Mais une fois que l’on a conscience, que l’on sait, si l’on veut être honnête avec soi, il faut prendre sur soi, il faut prendre du courage, oser prendre des risques : c’est le second électrochoc.
Avoir conscience ne suffit pas.
Comme aimer u enfant ne lui suffit pas : il lui faut une éducation.
Merci pour cet acte de foi – la création de ce blog hautement nourricier et cette contribution vibrante…
Ceux qui ont vécu une jeunesse aussi démunie que la vôtre ne seront pas désarmés face au tsunami – ils ont déjà appris à se passer de l’inessentiel et ne laisseront ni anesthésier ni piéger par un confort factice acheté à crédit : « on est possédé par ce qu’on possède »…
maintenant que nous en sommes là, les lecteurs pourraient s’organiser d’abord sur leur territoire (groupe territorial, coopérative, association ou toute initiative informelle répondant à des besoins fondamentaux non pourvus comme le logement) : y a-t-il par exemple des lecteurs à strasbourg déterminés à « rendre le monde meilleur », à « embellir la vie » à partir d’actes simples?

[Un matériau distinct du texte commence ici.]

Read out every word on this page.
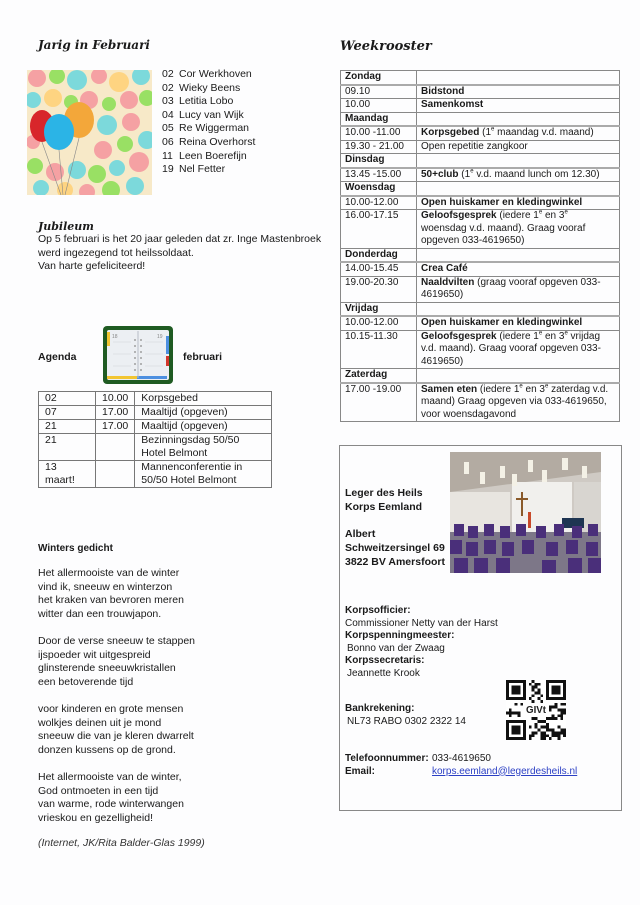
Jarig in Februari
02 Cor Werkhoven
02 Wieky Beens
03 Letitia Lobo
04 Lucy van Wijk
05 Re Wiggerman
06 Reina Overhorst
11 Leen Boerefijn
19 Nel Fetter
Jubileum
Op 5 februari is het 20 jaar geleden dat zr. Inge Mastenbroek
werd ingezegend tot heilssoldaat.
Van harte gefeliciteerd!
Agenda
18	19
februari
02	10.00	Korpsgebed
07	17.00	Maaltijd (opgeven)
21	17.00	Maaltijd (opgeven)
21		Bezinningsdag 50/50 Hotel Belmont
13 maart!		Mannenconferentie in 50/50 Hotel Belmont
Winters gedicht
Het allermooiste van de winter
vind ik, sneeuw en winterzon
het kraken van bevroren meren
witter dan een trouwjapon.
Door de verse sneeuw te stappen
ijspoeder wit uitgespreid
glinsterende sneeuwkristallen
een betoverende tijd
voor kinderen en grote mensen
wolkjes deinen uit je mond
sneeuw die van je kleren dwarrelt
donzen kussens op de grond.
Het allermooiste van de winter,
God ontmoeten in een tijd
van warme, rode winterwangen
vrieskou en gezelligheid!
(Internet, JK/Rita Balder-Glas 1999)
Weekrooster
Zondag	
09.10	Bidstond
10.00	Samenkomst
Maandag	
10.00 -11.00	Korpsgebed (1e maandag v.d. maand)
19.30 - 21.00	Open repetitie zangkoor
Dinsdag	
13.45 -15.00	50+club (1e v.d. maand lunch om 12.30)
Woensdag	
10.00-12.00	Open huiskamer en kledingwinkel
16.00-17.15	Geloofsgesprek (iedere 1e en 3e woensdag v.d. maand). Graag vooraf opgeven 033-4619650)
Donderdag	
14.00-15.45	Crea Café
19.00-20.30	Naaldvilten (graag vooraf opgeven 033-4619650)
Vrijdag	
10.00-12.00	Open huiskamer en kledingwinkel
10.15-11.30	Geloofsgesprek (iedere 1e en 3e vrijdag v.d. maand). Graag vooraf opgeven 033-4619650)
Zaterdag	
17.00 -19.00	Samen eten (iedere 1e en 3e zaterdag v.d. maand) Graag opgeven via 033-4619650, voor woensdagavond
Leger des Heils
Korps Eemland
Albert
Schweitzersingel 69
3822 BV Amersfoort
Korpsofficier:
Commissioner Netty van der Harst
Korpspenningmeester:
Bonno van der Zwaag
Korpssecretaris:
Jeannette Krook
Bankrekening:
NL73 RABO 0302 2322 14
GIVt
Telefoonnummer: 033-4619650
Email:	korps.eemland@legerdesheils.nl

un premier acte simple est le soutien aux éditions du croquant.
Les solidarités sont tout de même un véritable problème dans la société moderne, il y a plusieurs segments dans la société qui ne s’intéressent plus les uns aux autres, s’ignorent ou ne pensent plus qu’à leurs propres profits.
Les jeunes qui sont toujours considérés comme le socle de la société sont littéralement balayés par le capitalisme moderne. Ils ne peuvent plus compter que sur eux ou sur l’aide de leurs parents pour vivre déçament. Ils sont exclus du système dès leur entrée, par des prix pour se loger ou se nourrir, irréalisable par rapport aux contrats précaires ou à titre gratuit qui leurs sont proposés en masse pour tenter de s’intégrer, sachant qu’ils n’ont pas la sûreté de l’emploi par des types de contrats à durée déterminé et sous pression de résultats, avec des revenus très faibles.

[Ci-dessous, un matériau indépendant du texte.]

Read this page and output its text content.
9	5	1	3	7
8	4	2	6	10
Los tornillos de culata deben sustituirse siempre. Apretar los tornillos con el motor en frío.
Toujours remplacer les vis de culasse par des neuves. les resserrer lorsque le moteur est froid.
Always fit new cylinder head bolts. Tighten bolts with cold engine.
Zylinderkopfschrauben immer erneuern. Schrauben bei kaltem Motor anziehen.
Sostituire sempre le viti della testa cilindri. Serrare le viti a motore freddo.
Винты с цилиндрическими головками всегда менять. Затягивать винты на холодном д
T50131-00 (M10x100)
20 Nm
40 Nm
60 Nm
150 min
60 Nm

La société a muté pour les jeunes, ils doivent dès le départ sous peine d’être exclu directement avoir une ligne internet, un ordinateur, avoir un moyen de déplacement (avec l’emploi à distance), les assurances pour les primo-accédants très élevés par rapport aux anciens, un logement avec des loyers très élevés par mois, des études de plus en plus coûteuses, et les paiements des taxes diverses. Pour entrer dans une société ce sont des revenus trop hauts qui sont exigés, pour ceux qui ont la part des revenus les moins rémunérateurs et les plus inadaptés pour s’intégrer en société.

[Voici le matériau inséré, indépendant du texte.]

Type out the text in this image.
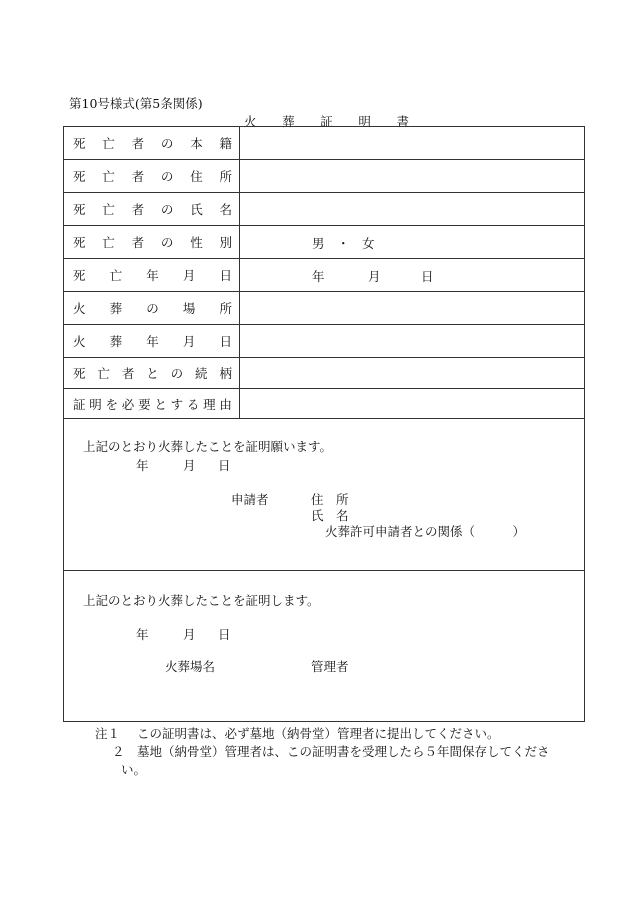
第10号様式(第5条関係)
火 葬 証 明 書
死 亡 者 の 本 籍
死 亡 者 の 住 所
死 亡 者 の 氏 名
死 亡 者 の 性 別	男　・　女
死 亡 年 月 日	年	月	日
火 葬 の 場 所
火 葬 年 月 日
死 亡 者 と の 続 柄
証 明 を 必 要 と す る 理 由
上記のとおり火葬したことを証明願います。
年	月 日
申請者	住　所
氏　名
火葬許可申請者との関係（　　　）
上記のとおり火葬したことを証明します。
年	月 日
火葬場名	管理者
注１ この証明書は、必ず墓地（納骨堂）管理者に提出してください。
２ 墓地（納骨堂）管理者は、この証明書を受理したら５年間保存してくださ
い。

Les plus âgés pensent surtout à leurs retraites, et ont eux aussi peur de l’avenir. Tenter de ne pas perdre le peu qu’ils ont accumulés sur des décennies de travail, que le capitalisme n’exclue pas comme moyen de faire des profits. Ce sont ses générations plus anciennes, qui aussi travaillent dans la tranche d’âge en dessous de la retraite jusqu’au jeune, qui font office de solidarité, sinon c’est l’exclusion pur et simple ou des difficultés pour tenter de stabiliser dans des conditions de vie précaires.
Les dirigeants de la finance, de l’économie et des grandes entreprises sont bien loin de ses réalités, avec des sommes d’argent si faramineuses, que la question de la redistribution devraient se poser. Ce qui même s’il y a débat, n’amènera pas vers une redistribution réelle. La vision d’une société bon marché n’a plus de réalité mais celle du bénéfice à tout prix. Ce sont des classes sociales qui s’appauvrissent, et qui tentent de survivre dans un espace capitaliste en constante hausse des prix.
C’est une société complètement éclatée, devenu parfois individualiste par le type de vie proposé, avec des solidarités que les jeunes apprennent de moins en moins à transmettre, à cause d’un niveau de vie de plus en plus élevé.